The crucial interface between potentially millions of femtocells and gateways
in the network core, known as Iuh, has been designed to reuse existing 3GPP UMTS
protocols and extend them to support the needs of high-volume femtocell
deployments.
"All technologies require standards in order to make the transition from
niche application to wide-scale adoption," said George Dobrowski, chairman of
the Broadband Forum.
"By employing and extending best-of-breed standards, such as TR-069 for
management of the Femto Access Point as part of the home network, this new
femtocell standard has the best possible chance of succeeding. We are pleased to
have collaborated on this new converged service with 3GPP and the Femto Forum."
As part of the process the Broadband Forum's TR-069 management protocol,
which is already used to help manage, maintain and control fixed broadband
networks and set-top boxes, has been extended to incorporate a new data model
for femtocells. These new protocols were developed jointly by members of the
Femto Forum and Broadband Forum, and published as Technical Report 196.
The standard also uses a combination of security measures including Internet
Key Exchange v2 and IPsec protocols to authenticate the operator and subscriber,
and then guarantee the privacy of the data exchanged.
"Our operator members have been insistent that the dozens of approaches to
integrating femtocells with mobile operators' core networks had to be filtered
down to a single standard," said Simon Saunders, chairman of the Femto Forum.

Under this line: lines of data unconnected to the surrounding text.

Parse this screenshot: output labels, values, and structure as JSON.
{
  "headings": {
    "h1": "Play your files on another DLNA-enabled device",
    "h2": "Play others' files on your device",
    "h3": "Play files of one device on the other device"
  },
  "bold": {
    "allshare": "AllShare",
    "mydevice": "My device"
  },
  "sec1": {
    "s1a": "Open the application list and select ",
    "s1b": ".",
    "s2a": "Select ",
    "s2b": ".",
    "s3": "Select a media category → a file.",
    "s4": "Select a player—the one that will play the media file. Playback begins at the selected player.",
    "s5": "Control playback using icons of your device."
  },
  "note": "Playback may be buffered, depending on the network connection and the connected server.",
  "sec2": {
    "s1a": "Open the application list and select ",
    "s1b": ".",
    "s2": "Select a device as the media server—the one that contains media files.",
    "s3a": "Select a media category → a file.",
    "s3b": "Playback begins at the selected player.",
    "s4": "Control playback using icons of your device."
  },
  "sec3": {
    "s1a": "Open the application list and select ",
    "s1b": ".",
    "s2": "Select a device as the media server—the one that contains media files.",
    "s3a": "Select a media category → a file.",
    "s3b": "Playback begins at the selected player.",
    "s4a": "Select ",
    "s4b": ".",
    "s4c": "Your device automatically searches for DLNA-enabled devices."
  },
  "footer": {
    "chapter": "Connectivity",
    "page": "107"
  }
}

"This new standard is crucial in turning the many femtocell operator trials
taking place around the world into mass market commercial deployments."
3GPP said that work is already underway to further incorporate femtocell
technology in the organisation's upcoming release 9 standard, which will address
next-generation Long Term Evolution femtocells and support more advanced
functionality for 3G femtocells.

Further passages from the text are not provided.